なかでも西川さんの「シカ」がすごかった。まったく唸らされた。こんなにメッセージ性の高い作品は久々に見たという感覚を受けた。もっとも、メッセージというのはぼくが勝手に受け取っただけかもしれないんだけど。今回の記事は、それについて書いてみる。

ここしばらく例会に行けていないので、この作品はついては例会報告の写真(↑)で見ただけが事前情報だった。顔の鈍角のあたりから、てっきり15度作品だと思っていたので、折り図集の展開図を見て「…え!?」と思わず声が出そうになるくらいびっくりした(笑)。まさか鶴+アヤメとは。

この伝統的な基本形からあの鹿ができるとは、折り紙にちょっと慣れた人程「どうやったんだ?」と思うかもしれない。どこかで基本形を崩したり、とにかくなんらかの「ワザ」を使わないと、領域のバランスが結びつきにくいのだ。
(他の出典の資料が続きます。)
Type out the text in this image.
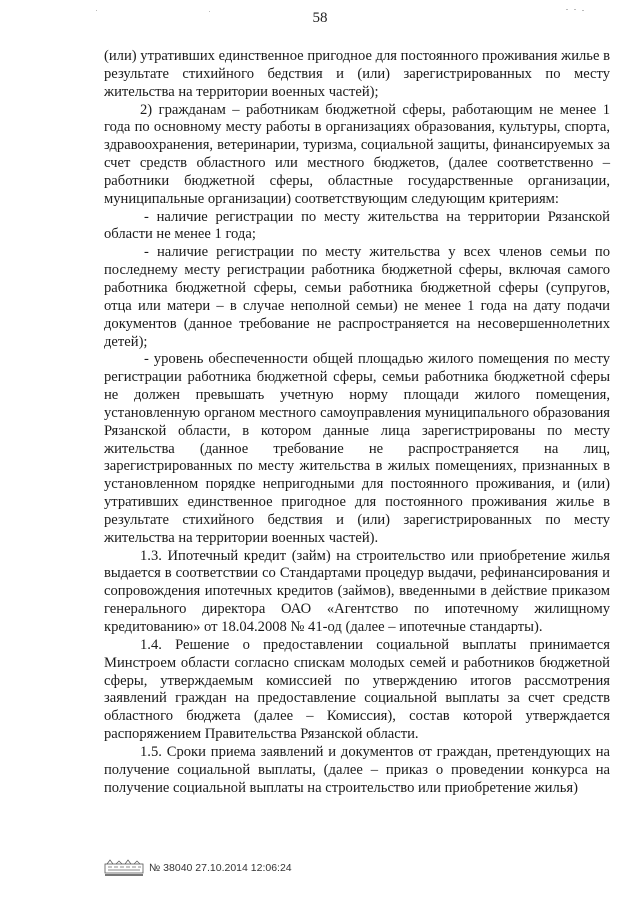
58

(или) утративших единственное пригодное для постоянного проживания жилье в результате стихийного бедствия и (или) зарегистрированных по месту жительства на территории военных частей);

2) гражданам – работникам бюджетной сферы, работающим не менее 1 года по основному месту работы в организациях образования, культуры, спорта, здравоохранения, ветеринарии, туризма, социальной защиты, финансируемых за счет средств областного или местного бюджетов, (далее соответственно – работники бюджетной сферы, областные государственные организации, муниципальные организации) соответствующим следующим критериям:

- наличие регистрации по месту жительства на территории Рязанской области не менее 1 года;

- наличие регистрации по месту жительства у всех членов семьи по последнему месту регистрации работника бюджетной сферы, включая самого работника бюджетной сферы, семьи работника бюджетной сферы (супругов, отца или матери – в случае неполной семьи) не менее 1 года на дату подачи документов (данное требование не распространяется на несовершеннолетних детей);

- уровень обеспеченности общей площадью жилого помещения по месту регистрации работника бюджетной сферы, семьи работника бюджетной сферы не должен превышать учетную норму площади жилого помещения, установленную органом местного самоуправления муниципального образования Рязанской области, в котором данные лица зарегистрированы по месту жительства (данное требование не распространяется на лиц, зарегистрированных по месту жительства в жилых помещениях, признанных в установленном порядке непригодными для постоянного проживания, и (или) утративших единственное пригодное для постоянного проживания жилье в результате стихийного бедствия и (или) зарегистрированных по месту жительства на территории военных частей).

1.3. Ипотечный кредит (займ) на строительство или приобретение жилья выдается в соответствии со Стандартами процедур выдачи, рефинансирования и сопровождения ипотечных кредитов (займов), введенными в действие приказом генерального директора ОАО «Агентство по ипотечному жилищному кредитованию» от 18.04.2008 № 41-од (далее – ипотечные стандарты).

1.4. Решение о предоставлении социальной выплаты принимается Минстроем области согласно спискам молодых семей и работников бюджетной сферы, утверждаемым комиссией по утверждению итогов рассмотрения заявлений граждан на предоставление социальной выплаты за счет средств областного бюджета (далее – Комиссия), состав которой утверждается распоряжением Правительства Рязанской области.

1.5. Сроки приема заявлений и документов от граждан, претендующих на получение социальной выплаты, (далее – приказ о проведении конкурса на получение социальной выплаты на строительство или приобретение жилья)

№ 38040 27.10.2014 12:06:24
この作品で、それを可能にしているのは、ちょっとネタバレになってしまうけど、後ろ足の処理だ。なんてことない、長過ぎるカドを、ただ折り込んでるだけ! しかし、これによって獲得したのが、折り工程のひとつづきの感覚だ。以前、「「工程から形ができていく」ような折り紙を作ってみたい」と書いたことがあるが、この作品は、まさにそんな感じだ。
しかも決して苦し紛れではなく、内部カド(前足):用紙カド(後ろ足)という紙厚のバランスの悪さに対する、効果的な解法にもなっているところが周到だ。ちなみに、一般的には「仕上げ」にあたる折りではあるこの折りだが、折り図冒頭の展開図では対応する折り線がわざわざ書き込んであるあたり、西川さんの意識的な狙いが受け取れる。
設計の精緻さを競うような潮流に対して、「構造の(幾何学的な)最適化にいったいどれほどの価値が有るの?」と問われているかのような、大胆さがある。
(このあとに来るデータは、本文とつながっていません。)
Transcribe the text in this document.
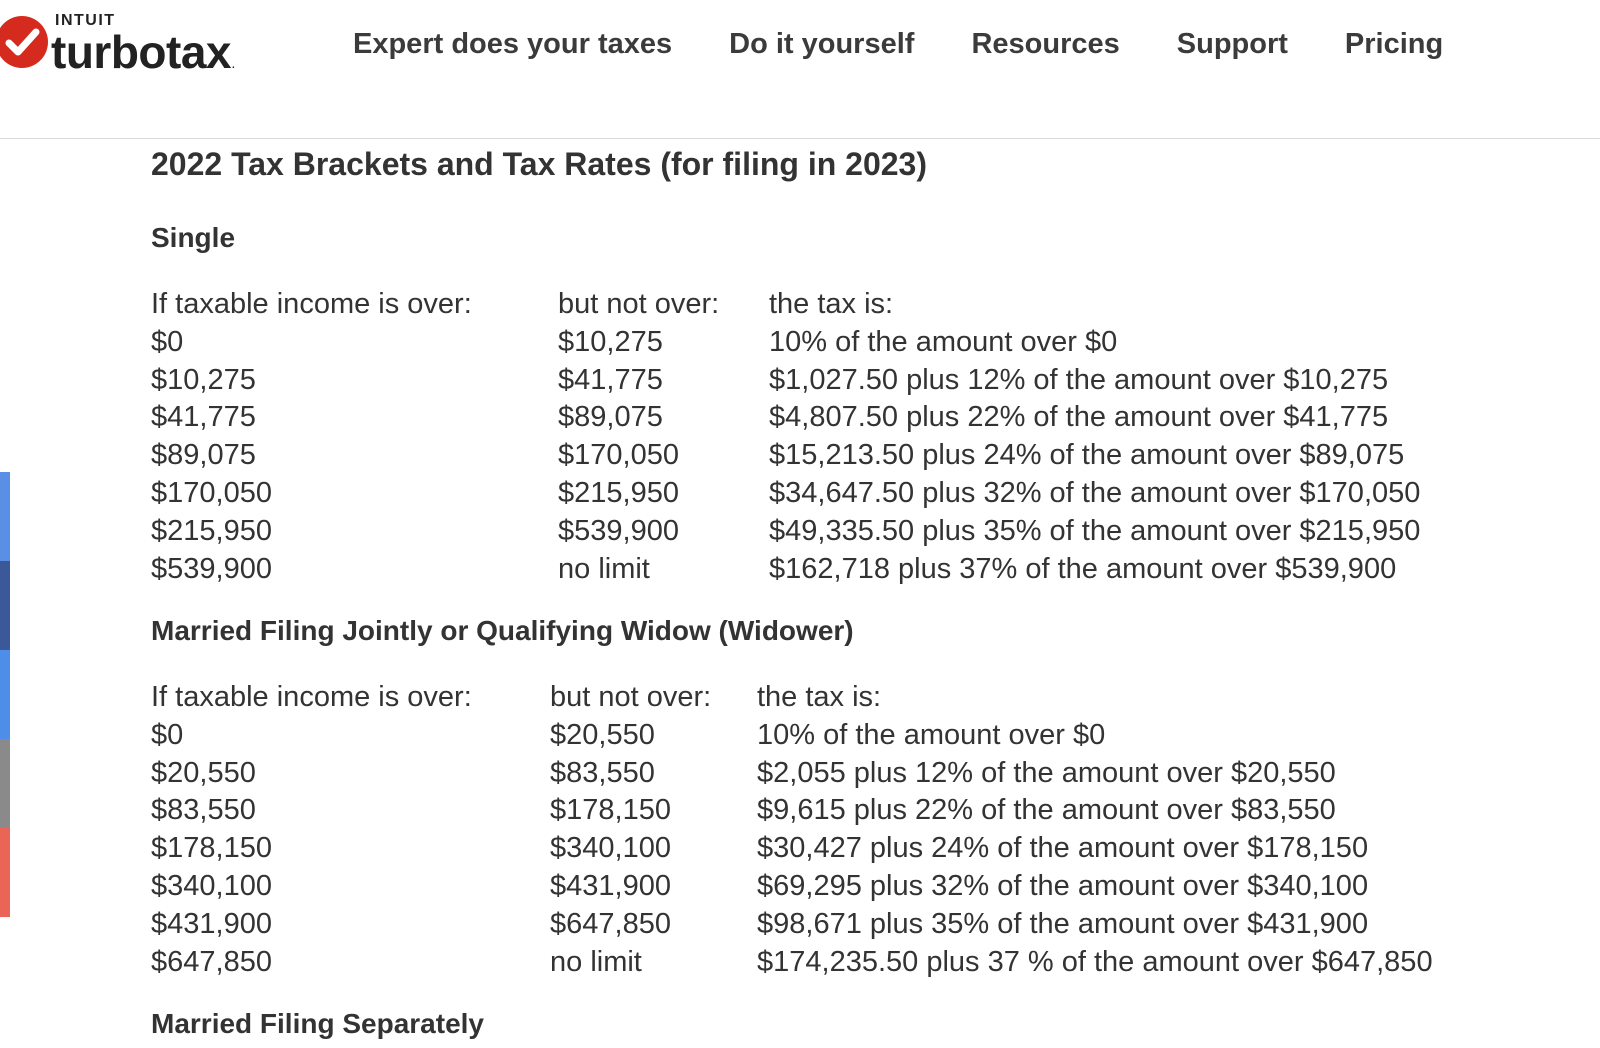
INTUIT
turbotax.
Expert does your taxes Do it yourself Resources Support Pricing
2022 Tax Brackets and Tax Rates (for filing in 2023)
Single
If taxable income is over:	but not over:	the tax is:
$0	$10,275	10% of the amount over $0
$10,275	$41,775	$1,027.50 plus 12% of the amount over $10,275
$41,775	$89,075	$4,807.50 plus 22% of the amount over $41,775
$89,075	$170,050	$15,213.50 plus 24% of the amount over $89,075
$170,050	$215,950	$34,647.50 plus 32% of the amount over $170,050
$215,950	$539,900	$49,335.50 plus 35% of the amount over $215,950
$539,900	no limit	$162,718 plus 37% of the amount over $539,900
Married Filing Jointly or Qualifying Widow (Widower)
If taxable income is over:	but not over:	the tax is:
$0	$20,550	10% of the amount over $0
$20,550	$83,550	$2,055 plus 12% of the amount over $20,550
$83,550	$178,150	$9,615 plus 22% of the amount over $83,550
$178,150	$340,100	$30,427 plus 24% of the amount over $178,150
$340,100	$431,900	$69,295 plus 32% of the amount over $340,100
$431,900	$647,850	$98,671 plus 35% of the amount over $431,900
$647,850	no limit	$174,235.50 plus 37 % of the amount over $647,850
Married Filing Separately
かと言って、この作品は単にオールドスタイルな作品ではないし、アンチ折り紙設計というようなものでもない。ツノなんかは非常にテクニカルな側面を持っている。ツノはこの作品の設計ー試謬のハイブリッド性をもっとも象徴的に体現しているパーツかもしれない。後方に伸びる3つに枝分かれしているツノに、前川風と、仕上げワザが同居している。
ツノと言えば、図34の沈め折りとかは全体の工程からすると難度が高過ぎる気もするけど、折っていて頭の中で「でもこういう工程って案外みんな好きなんじゃない?」という西川さんの声が聞こえた(…気がした)。そういう「浮いた工程」すら取り込んでしまう作品としての柔軟性というのも西川作品の特徴と言ってもいいかもしれない。懐の深さを感じる。
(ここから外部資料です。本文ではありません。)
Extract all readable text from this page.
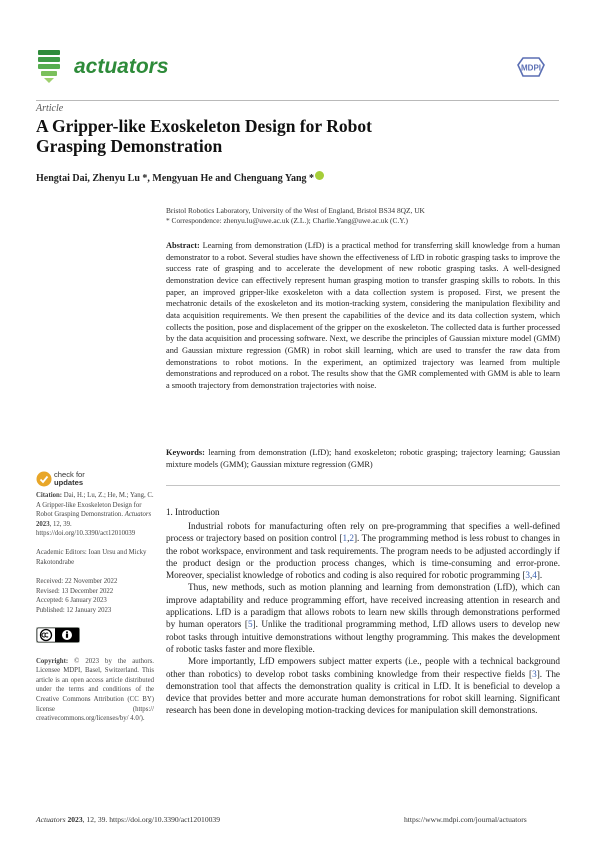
actuators	MDPI
Article
A Gripper-like Exoskeleton Design for Robot Grasping Demonstration
Hengtai Dai, Zhenyu Lu *, Mengyuan He and Chenguang Yang *
Bristol Robotics Laboratory, University of the West of England, Bristol BS34 8QZ, UK
* Correspondence: zhenyu.lu@uwe.ac.uk (Z.L.); Charlie.Yang@uwe.ac.uk (C.Y.)
Abstract: Learning from demonstration (LfD) is a practical method for transferring skill knowledge from a human demonstrator to a robot. Several studies have shown the effectiveness of LfD in robotic grasping tasks to improve the success rate of grasping and to accelerate the development of new robotic grasping tasks. A well-designed demonstration device can effectively represent human grasping motion to transfer grasping skills to robots. In this paper, an improved gripper-like exoskeleton with a data collection system is proposed. First, we present the mechatronic details of the exoskeleton and its motion-tracking system, considering the manipulation flexibility and data acquisition requirements. We then present the capabilities of the device and its data collection system, which collects the position, pose and displacement of the gripper on the exoskeleton. The collected data is further processed by the data acquisition and processing software. Next, we describe the principles of Gaussian mixture model (GMM) and Gaussian mixture regression (GMR) in robot skill learning, which are used to transfer the raw data from demonstrations to robot motions. In the experiment, an optimized trajectory was learned from multiple demonstrations and reproduced on a robot. The results show that the GMR complemented with GMM is able to learn a smooth trajectory from demonstration trajectories with noise.
Keywords: learning from demonstration (LfD); hand exoskeleton; robotic grasping; trajectory learning; Gaussian mixture models (GMM); Gaussian mixture regression (GMR)
1. Introduction

Industrial robots for manufacturing often rely on pre-programming that specifies a well-defined process or trajectory based on position control [1,2]. The programming method is less robust to changes in the robot workspace, environment and task requirements. The program needs to be adjusted accordingly if the product design or the production process changes, which is time-consuming and error-prone. Moreover, specialist knowledge of robotics and coding is also required for robotic programming [3,4].

Thus, new methods, such as motion planning and learning from demonstration (LfD), which can improve adaptability and reduce programming effort, have received increasing attention in research and applications. LfD is a paradigm that allows robots to learn new skills through demonstrations performed by human operators [5]. Unlike the traditional programming method, LfD allows users to develop new robot tasks through intuitive demonstrations without lengthy programming. This makes the development of robotic tasks faster and more flexible.

More importantly, LfD empowers subject matter experts (i.e., people with a technical background other than robotics) to develop robot tasks combining knowledge from their respective fields [3]. The demonstration tool that affects the demonstration quality is critical in LfD. It is beneficial to develop a device that provides better and more accurate human demonstrations for robot skill learning. Significant research has been done in developing motion-tracking devices for manipulation skill demonstrations.

check for
updates
Citation: Dai, H.; Lu, Z.; He, M.; Yang, C. A Gripper-like Exoskeleton Design for Robot Grasping Demonstration. Actuators 2023, 12, 39. https://doi.org/10.3390/act12010039
Academic Editors: Ioan Ursu and Micky Rakotondrabe
Received: 22 November 2022
Revised: 13 December 2022
Accepted: 6 January 2023
Published: 12 January 2023
Copyright: © 2023 by the authors. Licensee MDPI, Basel, Switzerland. This article is an open access article distributed under the terms and conditions of the Creative Commons Attribution (CC BY) license (https:// creativecommons.org/licenses/by/ 4.0/).
Actuators 2023, 12, 39. https://doi.org/10.3390/act12010039	https://www.mdpi.com/journal/actuators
西川さんは、だいぶ前から、というよりキャリアの当初から、工程=折り感覚を展開図的・幾何学的整合性に優先させるような折り紙を作ってきたと言える。例えば、中学の時の創作である「カニ」だったり、一見設計的に見えるカミキリムシの最後の触角を細く折る工程だったり、「展開図折りに挑戦!」で紹介されながら、非常に工程上の感覚が意識されていた「龍」だったり。
これが最近の15度系作品では、少し構造的発想が先行し、それをなんとか工程として再度回収しようとする感じがなかなかスリリングだったりもするのだけど、それはともかくとして、本作は実に西川さんらしさを感じられる作品だった。


なお西川さんの過去の作品には、「馬」「ペガサス」といった鶴の基本形から発展させた動物作品もある。それらと比べてみると、過去作に見られる荒さ、折りの勢いが減り、代わりによりバランスのとれた「折り紙作品」が追求されてきていることが分かるのではないだろうか。